Teaching Is Not a Career! What?!
I can’t believe that this was actually a topic of conversation. Actually, it was the topic of a debate when I was either a freshman or sophomore in college. I was taking an introductory course to teaching and that day’s activity was to have a mock debate: “Is teaching a career or a job?.” Thank God I was on the pro-career side, because it made no sense to be on the other. I am not a teacher and actually did not have no intention of being one (I took the class for interest), but to say that it was not a career was insulting, even to a college student. I don’t really remember all of the debate points that were made, but I remember saying something pertaining to the fact that the all prestigious and powerful people in the world were taught by teachers. As a rebuttal, someone said “well, teachers get summers off and half days, snow days, etc.” Yes, they do, but that’s part of their job is it not? If people have a problem with it, then why don’t we send our kids to school with no summer break, no winter break or no spring break?
What I remember most about that debate was standing up and making a comparison to Japan in that the students refer to their teachers as “sensei” which can be translated as “master” and that they are treated with great honor and respect. I ended my point by saying that how can someone be treated and referred to as such if their position were not important. As a counterargument (by a girl that I had been battling back and forth) it was said that “this is America, not Japan” and that we do things our way, not based off of other people. I had no response. I really didn’t know what to say. It sounded right, but deep down I felt that it really wasn’t. She smirked in victory.
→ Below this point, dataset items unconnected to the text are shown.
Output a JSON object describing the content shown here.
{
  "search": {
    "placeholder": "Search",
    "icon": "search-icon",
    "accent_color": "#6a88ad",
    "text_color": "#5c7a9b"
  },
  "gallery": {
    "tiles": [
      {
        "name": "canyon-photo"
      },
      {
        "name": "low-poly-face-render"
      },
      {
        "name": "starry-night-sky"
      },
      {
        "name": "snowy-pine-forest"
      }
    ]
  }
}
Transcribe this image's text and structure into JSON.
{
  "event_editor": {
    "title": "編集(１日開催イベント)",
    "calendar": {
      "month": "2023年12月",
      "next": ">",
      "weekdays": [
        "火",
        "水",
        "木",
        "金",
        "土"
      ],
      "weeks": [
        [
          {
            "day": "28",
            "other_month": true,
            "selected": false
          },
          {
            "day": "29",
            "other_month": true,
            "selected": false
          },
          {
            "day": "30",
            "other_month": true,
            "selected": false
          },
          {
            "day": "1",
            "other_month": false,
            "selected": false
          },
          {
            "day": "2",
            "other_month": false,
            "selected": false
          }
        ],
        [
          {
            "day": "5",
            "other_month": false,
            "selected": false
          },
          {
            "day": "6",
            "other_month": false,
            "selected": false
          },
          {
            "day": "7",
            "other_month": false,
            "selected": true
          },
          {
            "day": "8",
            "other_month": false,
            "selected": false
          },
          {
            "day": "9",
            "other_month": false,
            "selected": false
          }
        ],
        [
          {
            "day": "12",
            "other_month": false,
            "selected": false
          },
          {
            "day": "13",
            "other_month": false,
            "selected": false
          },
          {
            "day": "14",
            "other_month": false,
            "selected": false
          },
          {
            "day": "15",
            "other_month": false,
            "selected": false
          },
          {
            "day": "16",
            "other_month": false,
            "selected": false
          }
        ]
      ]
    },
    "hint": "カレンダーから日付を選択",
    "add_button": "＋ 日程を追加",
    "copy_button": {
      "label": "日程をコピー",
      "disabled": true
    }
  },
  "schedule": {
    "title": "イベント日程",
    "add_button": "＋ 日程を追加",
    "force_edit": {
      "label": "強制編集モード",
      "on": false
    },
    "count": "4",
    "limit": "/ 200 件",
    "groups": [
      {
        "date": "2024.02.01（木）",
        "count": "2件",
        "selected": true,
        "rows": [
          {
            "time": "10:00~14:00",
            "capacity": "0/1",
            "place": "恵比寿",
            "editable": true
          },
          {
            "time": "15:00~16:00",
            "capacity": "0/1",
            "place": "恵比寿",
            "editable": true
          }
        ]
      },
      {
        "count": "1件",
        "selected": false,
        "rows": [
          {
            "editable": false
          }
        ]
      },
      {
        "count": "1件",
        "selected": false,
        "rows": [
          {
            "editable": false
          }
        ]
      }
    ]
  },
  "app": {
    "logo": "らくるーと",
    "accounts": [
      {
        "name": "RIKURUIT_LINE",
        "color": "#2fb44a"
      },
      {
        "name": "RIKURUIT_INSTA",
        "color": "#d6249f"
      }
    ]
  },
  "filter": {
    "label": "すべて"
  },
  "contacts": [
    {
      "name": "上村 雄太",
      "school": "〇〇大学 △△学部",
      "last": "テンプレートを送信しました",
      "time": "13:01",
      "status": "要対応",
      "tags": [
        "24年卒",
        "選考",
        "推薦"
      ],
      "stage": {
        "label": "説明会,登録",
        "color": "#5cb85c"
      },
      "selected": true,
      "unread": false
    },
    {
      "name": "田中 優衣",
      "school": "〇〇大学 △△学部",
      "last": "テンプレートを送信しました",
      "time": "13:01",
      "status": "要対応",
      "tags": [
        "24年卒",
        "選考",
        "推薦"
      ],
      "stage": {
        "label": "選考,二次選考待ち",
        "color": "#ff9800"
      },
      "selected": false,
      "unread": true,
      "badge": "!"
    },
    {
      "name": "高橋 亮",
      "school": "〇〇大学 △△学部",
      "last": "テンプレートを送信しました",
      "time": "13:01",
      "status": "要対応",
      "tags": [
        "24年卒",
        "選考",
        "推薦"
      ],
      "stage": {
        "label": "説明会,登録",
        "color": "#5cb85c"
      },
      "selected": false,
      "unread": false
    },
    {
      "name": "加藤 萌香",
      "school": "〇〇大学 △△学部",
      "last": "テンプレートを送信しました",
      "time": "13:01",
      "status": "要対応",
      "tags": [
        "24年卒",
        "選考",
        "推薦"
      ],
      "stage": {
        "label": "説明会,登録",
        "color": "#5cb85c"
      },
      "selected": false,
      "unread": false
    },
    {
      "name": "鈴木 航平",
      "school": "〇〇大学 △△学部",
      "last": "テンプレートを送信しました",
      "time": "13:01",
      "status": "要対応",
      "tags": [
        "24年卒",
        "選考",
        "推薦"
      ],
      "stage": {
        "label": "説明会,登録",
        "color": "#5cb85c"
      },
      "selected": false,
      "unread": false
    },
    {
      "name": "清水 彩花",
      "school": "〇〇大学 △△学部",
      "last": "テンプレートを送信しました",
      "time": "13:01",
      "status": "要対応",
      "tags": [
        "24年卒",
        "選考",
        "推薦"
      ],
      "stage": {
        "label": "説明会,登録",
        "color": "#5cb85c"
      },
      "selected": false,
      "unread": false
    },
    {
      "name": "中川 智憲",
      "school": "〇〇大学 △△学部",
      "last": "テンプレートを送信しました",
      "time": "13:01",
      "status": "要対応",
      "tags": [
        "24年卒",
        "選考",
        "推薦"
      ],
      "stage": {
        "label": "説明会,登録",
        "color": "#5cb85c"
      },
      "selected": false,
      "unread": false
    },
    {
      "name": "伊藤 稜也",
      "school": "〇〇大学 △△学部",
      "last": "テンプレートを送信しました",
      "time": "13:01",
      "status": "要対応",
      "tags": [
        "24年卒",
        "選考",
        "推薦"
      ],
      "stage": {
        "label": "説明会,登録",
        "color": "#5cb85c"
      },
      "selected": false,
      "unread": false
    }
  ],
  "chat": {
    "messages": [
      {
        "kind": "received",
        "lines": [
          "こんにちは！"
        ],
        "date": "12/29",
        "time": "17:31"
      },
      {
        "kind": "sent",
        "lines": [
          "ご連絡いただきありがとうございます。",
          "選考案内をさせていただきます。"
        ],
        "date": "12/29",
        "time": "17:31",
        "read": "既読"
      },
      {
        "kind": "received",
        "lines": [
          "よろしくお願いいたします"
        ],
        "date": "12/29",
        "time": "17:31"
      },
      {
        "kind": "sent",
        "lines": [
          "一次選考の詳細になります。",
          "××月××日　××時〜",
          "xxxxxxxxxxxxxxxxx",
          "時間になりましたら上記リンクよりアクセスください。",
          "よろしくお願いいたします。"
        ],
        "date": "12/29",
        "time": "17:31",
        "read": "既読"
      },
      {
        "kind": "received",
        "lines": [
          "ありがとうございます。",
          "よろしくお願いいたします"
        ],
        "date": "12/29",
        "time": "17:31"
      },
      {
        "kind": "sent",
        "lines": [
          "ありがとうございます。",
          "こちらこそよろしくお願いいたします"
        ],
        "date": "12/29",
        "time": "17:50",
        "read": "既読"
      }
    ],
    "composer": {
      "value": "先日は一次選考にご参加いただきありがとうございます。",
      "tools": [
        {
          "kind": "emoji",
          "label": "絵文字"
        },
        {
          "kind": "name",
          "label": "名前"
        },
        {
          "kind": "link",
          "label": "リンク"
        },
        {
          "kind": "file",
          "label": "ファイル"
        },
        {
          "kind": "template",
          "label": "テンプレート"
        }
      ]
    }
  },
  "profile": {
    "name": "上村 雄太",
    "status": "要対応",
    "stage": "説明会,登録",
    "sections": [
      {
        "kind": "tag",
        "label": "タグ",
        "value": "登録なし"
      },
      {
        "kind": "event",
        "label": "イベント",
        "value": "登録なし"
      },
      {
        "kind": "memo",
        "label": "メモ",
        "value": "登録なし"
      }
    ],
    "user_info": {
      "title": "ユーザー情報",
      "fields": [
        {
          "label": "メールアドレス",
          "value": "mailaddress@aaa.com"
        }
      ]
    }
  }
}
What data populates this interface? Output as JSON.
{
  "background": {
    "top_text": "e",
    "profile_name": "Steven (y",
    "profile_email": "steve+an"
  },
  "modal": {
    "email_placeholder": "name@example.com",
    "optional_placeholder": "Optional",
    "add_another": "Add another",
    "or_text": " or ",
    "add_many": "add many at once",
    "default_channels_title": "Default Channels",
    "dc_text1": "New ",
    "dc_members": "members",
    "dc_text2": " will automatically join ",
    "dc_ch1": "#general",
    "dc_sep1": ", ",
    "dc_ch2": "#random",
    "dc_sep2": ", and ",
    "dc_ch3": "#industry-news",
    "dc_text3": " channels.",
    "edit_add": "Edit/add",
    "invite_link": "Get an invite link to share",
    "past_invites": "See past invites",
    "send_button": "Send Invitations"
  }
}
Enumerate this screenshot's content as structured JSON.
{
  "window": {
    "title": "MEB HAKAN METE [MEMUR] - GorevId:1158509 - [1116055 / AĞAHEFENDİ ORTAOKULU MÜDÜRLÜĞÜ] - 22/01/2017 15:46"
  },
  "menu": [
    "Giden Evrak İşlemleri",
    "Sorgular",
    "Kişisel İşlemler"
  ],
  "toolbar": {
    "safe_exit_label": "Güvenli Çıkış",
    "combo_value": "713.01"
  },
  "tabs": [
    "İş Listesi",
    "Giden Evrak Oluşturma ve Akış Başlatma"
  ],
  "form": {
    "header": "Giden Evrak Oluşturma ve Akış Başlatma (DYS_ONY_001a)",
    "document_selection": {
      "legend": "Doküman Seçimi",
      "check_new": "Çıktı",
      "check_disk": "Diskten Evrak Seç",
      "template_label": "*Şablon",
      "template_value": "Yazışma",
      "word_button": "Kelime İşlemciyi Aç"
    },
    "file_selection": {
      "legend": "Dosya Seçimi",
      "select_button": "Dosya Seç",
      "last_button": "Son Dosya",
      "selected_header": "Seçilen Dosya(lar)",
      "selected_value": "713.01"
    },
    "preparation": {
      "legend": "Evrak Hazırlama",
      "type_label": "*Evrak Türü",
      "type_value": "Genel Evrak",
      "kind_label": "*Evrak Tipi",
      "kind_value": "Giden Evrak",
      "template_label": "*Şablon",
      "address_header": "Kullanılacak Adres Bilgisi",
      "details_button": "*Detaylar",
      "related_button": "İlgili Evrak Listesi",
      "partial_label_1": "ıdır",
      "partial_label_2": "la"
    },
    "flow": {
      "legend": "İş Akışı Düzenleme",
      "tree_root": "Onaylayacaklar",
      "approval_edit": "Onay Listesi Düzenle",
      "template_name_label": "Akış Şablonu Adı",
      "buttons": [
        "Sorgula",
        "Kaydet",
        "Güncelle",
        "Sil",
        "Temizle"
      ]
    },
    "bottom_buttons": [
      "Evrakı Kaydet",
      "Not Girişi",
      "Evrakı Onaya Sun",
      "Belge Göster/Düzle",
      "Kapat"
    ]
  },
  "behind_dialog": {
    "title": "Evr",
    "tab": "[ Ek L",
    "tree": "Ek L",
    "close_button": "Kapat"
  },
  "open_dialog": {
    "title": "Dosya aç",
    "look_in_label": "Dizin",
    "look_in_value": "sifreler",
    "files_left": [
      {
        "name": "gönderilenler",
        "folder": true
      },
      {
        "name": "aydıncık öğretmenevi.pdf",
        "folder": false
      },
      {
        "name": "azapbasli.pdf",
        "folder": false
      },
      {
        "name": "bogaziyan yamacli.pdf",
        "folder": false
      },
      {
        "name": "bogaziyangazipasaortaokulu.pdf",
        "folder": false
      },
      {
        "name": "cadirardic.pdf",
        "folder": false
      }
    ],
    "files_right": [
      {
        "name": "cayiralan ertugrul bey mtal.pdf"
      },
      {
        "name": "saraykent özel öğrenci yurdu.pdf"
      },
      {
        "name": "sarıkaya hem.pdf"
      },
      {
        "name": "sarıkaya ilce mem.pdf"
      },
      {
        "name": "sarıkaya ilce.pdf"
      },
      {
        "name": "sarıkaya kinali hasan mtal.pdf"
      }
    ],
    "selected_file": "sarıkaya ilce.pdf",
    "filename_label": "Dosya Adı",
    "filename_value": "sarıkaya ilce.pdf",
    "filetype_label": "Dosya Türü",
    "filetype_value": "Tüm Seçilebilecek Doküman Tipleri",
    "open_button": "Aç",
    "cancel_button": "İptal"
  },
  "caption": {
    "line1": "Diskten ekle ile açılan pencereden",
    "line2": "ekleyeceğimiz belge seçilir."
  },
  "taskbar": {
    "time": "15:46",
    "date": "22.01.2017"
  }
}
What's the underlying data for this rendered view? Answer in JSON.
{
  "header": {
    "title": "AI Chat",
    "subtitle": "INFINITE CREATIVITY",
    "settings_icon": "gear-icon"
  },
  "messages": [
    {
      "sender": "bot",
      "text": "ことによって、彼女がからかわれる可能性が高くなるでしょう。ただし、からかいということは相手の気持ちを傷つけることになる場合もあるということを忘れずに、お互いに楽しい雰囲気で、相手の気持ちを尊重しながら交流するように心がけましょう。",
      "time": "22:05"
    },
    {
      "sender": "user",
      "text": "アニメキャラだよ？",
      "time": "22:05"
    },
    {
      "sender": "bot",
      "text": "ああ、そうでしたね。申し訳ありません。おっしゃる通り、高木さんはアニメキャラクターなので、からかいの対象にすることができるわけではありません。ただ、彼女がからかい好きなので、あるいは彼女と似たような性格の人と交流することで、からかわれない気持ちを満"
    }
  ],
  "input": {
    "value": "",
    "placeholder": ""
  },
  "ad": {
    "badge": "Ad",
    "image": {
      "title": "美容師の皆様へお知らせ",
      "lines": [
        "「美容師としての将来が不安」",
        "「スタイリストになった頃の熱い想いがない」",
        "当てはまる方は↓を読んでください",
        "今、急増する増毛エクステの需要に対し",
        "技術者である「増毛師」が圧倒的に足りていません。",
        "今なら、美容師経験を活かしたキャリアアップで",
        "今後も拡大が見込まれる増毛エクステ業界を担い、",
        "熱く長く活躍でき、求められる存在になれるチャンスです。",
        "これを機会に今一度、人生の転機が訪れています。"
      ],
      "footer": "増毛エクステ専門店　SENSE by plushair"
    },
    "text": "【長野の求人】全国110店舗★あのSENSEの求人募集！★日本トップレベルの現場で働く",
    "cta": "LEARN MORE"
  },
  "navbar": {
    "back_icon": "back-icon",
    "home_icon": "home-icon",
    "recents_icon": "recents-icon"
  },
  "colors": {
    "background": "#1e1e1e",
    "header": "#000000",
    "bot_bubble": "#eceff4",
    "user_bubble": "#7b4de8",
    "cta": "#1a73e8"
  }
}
If it were ever possible for humans to jump back to a period in the past, this would be one of the moments that I would revisit and this is what I would say:
“Are you SERIOUS?! Your comment could not sound any more ignorant, and that is why other countries think Americans are stupid. No, this is not Japan. However, isn’t America always going on about how we’re such a diverse nation, how we’re a melting pot of different cultures? This isn’t Mexico, but don’t you eat tacos? Don’t we have countless numbers of hispanic restaurants? Don’t we teach Spanish in schools? This isn’t China, but don’t we have Chinese restaurants and teach Mandarin? Isn’t the very language we speak an infusion of different languages? Wasn’t it derived from other languages of different parts of the world? What in the hell are you talking about? No, this is not Japan, because if it were teachers would be so much more respected, and America’s placement standings in math and science would be much higher. Oh no, this is not Japan, so why don’t we do ourselves a favor and learn from them, shall we?” Whew! That felt good.
Teachers are not just teachers, they’re also babysitters. Whether they are teaching Kindergarten or seniors, they are constantly babysitting misbehaved kids-children whose parents don’t discipline them or aren’t in their life, kids who are completely different when they’re away from home, etc. Teachers are also social workers. They have to pay attention and report any signs of abuse, and a lot of the time teachers are who troubled kids turn to when they have no one else. I’m not saying that they’re perfect or that they should be. I am also not saying that every teacher out there is great, because trust me, I have had some bad ones. I’m saying that they deserve so much more respect (and pay) for what they do, especially the ones that love, I mean truly love their job. How can one say that a teacher who has retried after working for forty years in the industry did not have a career? This profession is truly one of great honor, and you know what? I love my teachers. Why? Because they worked to improve my life and make me a smarter person. Thank you to all the teachers and educators out there.